Auch die beiden Mitgesellschafter der Lederwerke, Max’ Brüder Jacques und Norbert, mussten im Juli 1938 ihr Vermögen deklarieren. Aus allen Angaben zusammen errechnet sich der Wert des kleinen Unternehmens am Stichtag 27. April 1938 auf 7800 Reichsmark, umgerechnet entspräche das etwa 30.000 Euro. Die zum Firmenvermögen gehörenden Liegenschaften und ein Haus in Wien-Simmering führten die Lazars gegenüber den NS-Stellen nicht extra an.

Für den jüngsten Bruder, Norbert Lazar, reichte seine Frau Mathilde im März 1939 ein Vermögensbekenntnis nach: Ihr Mann war im Zuge des Novemberpogroms 1938 mit tausend anderen Wiener Juden ins Konzentrationslager Dachau deportiert worden. Der Geschäftsführer der Simmeringer Lederwerke, Jacques Lazar, der unverheiratet geblieben war und 40 Prozent an der Firma besaß, gab gegenüber den NS-Behörden im April 1939 an, das Büro im zweiten Wiener Gemeindebezirk und das dazugehörige Lager seien am Tag nach der Pogromnacht geschlossen worden. Seine Vermögenserklärung liege im Büro. Er habe keinen Zugang mehr zu den Geschäftsräumen.

Deportation und Flucht. Die Vermögensakten von Jacques und Norbert Lazar wurden später mit dem Stempel „NACH POLEN“ versehen: Die beiden Brüder und Norberts Frau Mathilde waren im Februar 1941 im ersten Transport nach Polen verbracht worden. Auf diese Deportationen hatte Wiens Reichsstatthalter Baldur von Schirach gedrängt, um jüdische Wohnungen frei zu bekommen. Adolf Hitler hatte im Dezember 1940 angewiesen, „die im Reichsgau Wien noch wohnhaften 60.000 Juden beschleunigt (...) abzuschieben“.

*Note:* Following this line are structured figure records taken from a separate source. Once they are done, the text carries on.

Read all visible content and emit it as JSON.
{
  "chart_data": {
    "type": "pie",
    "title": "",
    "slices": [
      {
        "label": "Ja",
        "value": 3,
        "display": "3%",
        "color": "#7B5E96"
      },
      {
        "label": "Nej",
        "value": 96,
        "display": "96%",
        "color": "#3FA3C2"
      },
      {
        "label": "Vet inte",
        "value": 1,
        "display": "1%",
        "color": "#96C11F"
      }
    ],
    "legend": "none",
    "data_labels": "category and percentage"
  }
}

Der andere Teil der Familie überlebte. Der einzigen Tochter des in Polen ermordeten Ehepaars Norbert und Mathilde, Herta, gelang die Flucht nach England. Die Herkunftsfamilie von Premierminister John Key, seine Großmutter Margarethe Lazar, seine Mutter, die damals 16-jährige Ruth, und sein Onkel Herbert sowie die Urgroßmutter, schaffte es ebenfalls nach England. Wie genau, ist aus den Akten nicht im Detail zu rekonstruieren. Margarethes Schwester, Lottie Karpeles, muss irgendwann im Laufe der zweiten Hälfte des Jahres 1938 die Ausreise nach England gelungen sein. Dort fand sie einen britischen Soldaten, mit dem sie gegen Bezahlung eine Scheinehe einging, was ihr den Aufenthalt sicherte. Nach der Trauung sollen sie sich nie wieder gesehen haben. Aber sie konnte nun einem Teil der in Wien verbliebenen Familie Visa für England verschaffen. Für Ruth fand sie eine Arbeit als Modistin. Später arbeitete Ruth in der ­britischen Armee. 1948 heiratete die damals 26-jährige Ruth George Key, 34, einen ­britischen Ex-Soldaten. Zwölf Monate später kam ihre erste Tochter Liz zur Welt. George und Ruth wollten raus aus der düsteren Nachkriegsära Englands und in Neuseeland ein völlig neues Leben aufbauen. Mitte der fünfziger Jahre schifften sie sich nach Auckland, am anderen Ende der Welt, ein.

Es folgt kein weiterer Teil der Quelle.